Schnellauswahl

Strache: FPÖ lebt "Äquidistanz" zu beiden Regierungsparteien

FPÖ-Parteichef Heinz-Christian StracheAPA/HERBERT PFARRHOFER

Vieles spreche dafür, dass die Nationalratswahl erst zum regulären Wahltermin "Ende 2018" stattfinden wird, betont der FPÖ-Chef. Man sei aber auf alles vorbereitet.

FPÖ-Parteichef Heinz-Christian Strache rechnet derzeit nicht mit vorgezogenen Neuwahlen. Es spreche vieles dafür, dass die Nationalratswahl erst zum regulären Wahltermin "Ende 2018" stattfinden wird, sagte Strache am Donnerstag bei eine Pressekonferenz in Innsbruck. Die Freiheitlichen seien aber für den Fall eines vorzeitigen Auseinanderbrechens der Koalition gerüstet, betonte der FPÖ-Chef.

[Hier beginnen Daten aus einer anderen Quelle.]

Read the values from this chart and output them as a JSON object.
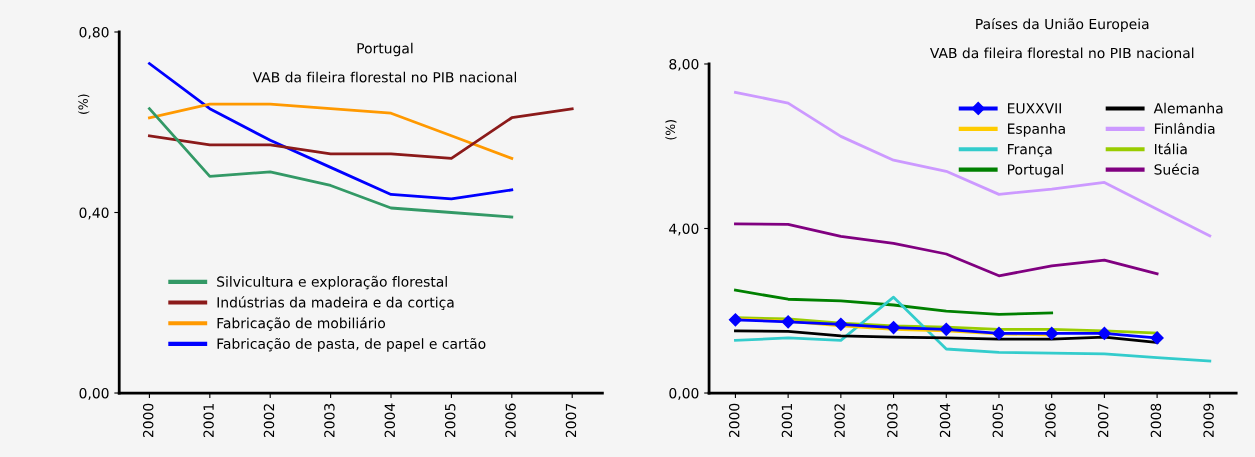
{
  "chart_data": [
    {
      "type": "line",
      "title": "Portugal",
      "subtitle": "VAB da fileira florestal no PIB nacional",
      "ylabel": "(%)",
      "categories": [
        "2000",
        "2001",
        "2002",
        "2003",
        "2004",
        "2005",
        "2006",
        "2007"
      ],
      "ylim": [
        0,
        0.8
      ],
      "yticks": [
        {
          "value": 0,
          "label": "0,00"
        },
        {
          "value": 0.4,
          "label": "0,40"
        },
        {
          "value": 0.8,
          "label": "0,80"
        }
      ],
      "grid": false,
      "legend": "bottom left",
      "marker": "none",
      "line_style": "solid",
      "series": [
        {
          "name": "Silvicultura e exploração florestal",
          "color": "#339966",
          "values": [
            0.63,
            0.48,
            0.49,
            0.46,
            0.41,
            0.4,
            0.39,
            null
          ]
        },
        {
          "name": "Indústrias da madeira e da cortiça",
          "color": "#8b1a1a",
          "values": [
            0.57,
            0.55,
            0.55,
            0.53,
            0.53,
            0.52,
            0.61,
            0.63
          ]
        },
        {
          "name": "Fabricação de mobiliário",
          "color": "#ff9900",
          "values": [
            0.61,
            0.64,
            0.64,
            0.63,
            0.62,
            0.57,
            0.52,
            null
          ]
        },
        {
          "name": "Fabricação de pasta, de papel e cartão",
          "color": "#0000ff",
          "values": [
            0.73,
            0.63,
            0.56,
            0.5,
            0.44,
            0.43,
            0.45,
            null
          ]
        }
      ]
    },
    {
      "type": "line",
      "title": "Países da União Europeia",
      "subtitle": "VAB da fileira florestal no PIB nacional",
      "ylabel": "(%)",
      "categories": [
        "2000",
        "2001",
        "2002",
        "2003",
        "2004",
        "2005",
        "2006",
        "2007",
        "2008",
        "2009"
      ],
      "ylim": [
        0,
        8
      ],
      "yticks": [
        {
          "value": 0,
          "label": "0,00"
        },
        {
          "value": 4,
          "label": "4,00"
        },
        {
          "value": 8,
          "label": "8,00"
        }
      ],
      "grid": false,
      "legend": "top right",
      "marker": "none",
      "line_style": "solid",
      "series": [
        {
          "name": "EUXXVII",
          "color": "#0000ff",
          "marker": "diamond",
          "values": [
            1.78,
            1.73,
            1.67,
            1.59,
            1.55,
            1.45,
            1.45,
            1.45,
            1.34,
            null
          ]
        },
        {
          "name": "Alemanha",
          "color": "#000000",
          "values": [
            1.51,
            1.5,
            1.39,
            1.36,
            1.34,
            1.31,
            1.31,
            1.36,
            1.23,
            null
          ]
        },
        {
          "name": "Espanha",
          "color": "#ffcc00",
          "values": [
            1.8,
            1.75,
            1.63,
            1.55,
            1.51,
            1.44,
            1.41,
            null,
            null,
            null
          ]
        },
        {
          "name": "Finlândia",
          "color": "#cc99ff",
          "values": [
            7.31,
            7.05,
            6.24,
            5.66,
            5.39,
            4.83,
            4.96,
            5.12,
            4.47,
            3.82
          ]
        },
        {
          "name": "França",
          "color": "#33cccc",
          "values": [
            1.28,
            1.34,
            1.28,
            2.33,
            1.07,
            0.99,
            0.97,
            0.95,
            0.86,
            0.78
          ]
        },
        {
          "name": "Itália",
          "color": "#99cc00",
          "values": [
            1.83,
            1.8,
            1.7,
            1.63,
            1.6,
            1.55,
            1.55,
            1.51,
            1.46,
            null
          ]
        },
        {
          "name": "Portugal",
          "color": "#008000",
          "values": [
            2.5,
            2.28,
            2.24,
            2.14,
            1.99,
            1.91,
            1.95,
            null,
            null,
            null
          ]
        },
        {
          "name": "Suécia",
          "color": "#800080",
          "values": [
            4.11,
            4.1,
            3.81,
            3.64,
            3.38,
            2.85,
            3.09,
            3.23,
            2.9,
            null
          ]
        }
      ]
    }
  ]
}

Bundeskanzler Christian Kern (SPÖ) habe gemerkt, dass ihm die Zeit davonlaufe, weil er auch nach einem Jahr im Amt noch keine Bilanz vorzuweisen habe, so Strache. Darum wolle er den Fortbestand der rot-schwarzen Koalition bis zum Auslaufen der Legislaturperiode sicherstellen (erst gestern hatte der Regierungschef im Interview mit der "Presse" und den Bundesländerzeitungen betont: Er schließe aus, gemeinsam mit Vizekanzler Reinhold Mitterlehner vor die Kameras zu treten, um das vorzeitige Ende der Legislaturperiode zu verkünden: "Aber wenn sich die ÖVP davonmacht, kann ich sie nicht anbinden.")

Die Volkspartei hingegen provoziere (wie zuletzt mit ihrem "Rot-Grün Manifest", Anm.) und versuche offenbar, in Neuwahlen im heurigen Herbst zu flüchten. "Das wäre auch eine Flucht aus dem Eurofighter-Untersuchungsausschuss", meinte der FPÖ-Obmann in Richtung Schwarze.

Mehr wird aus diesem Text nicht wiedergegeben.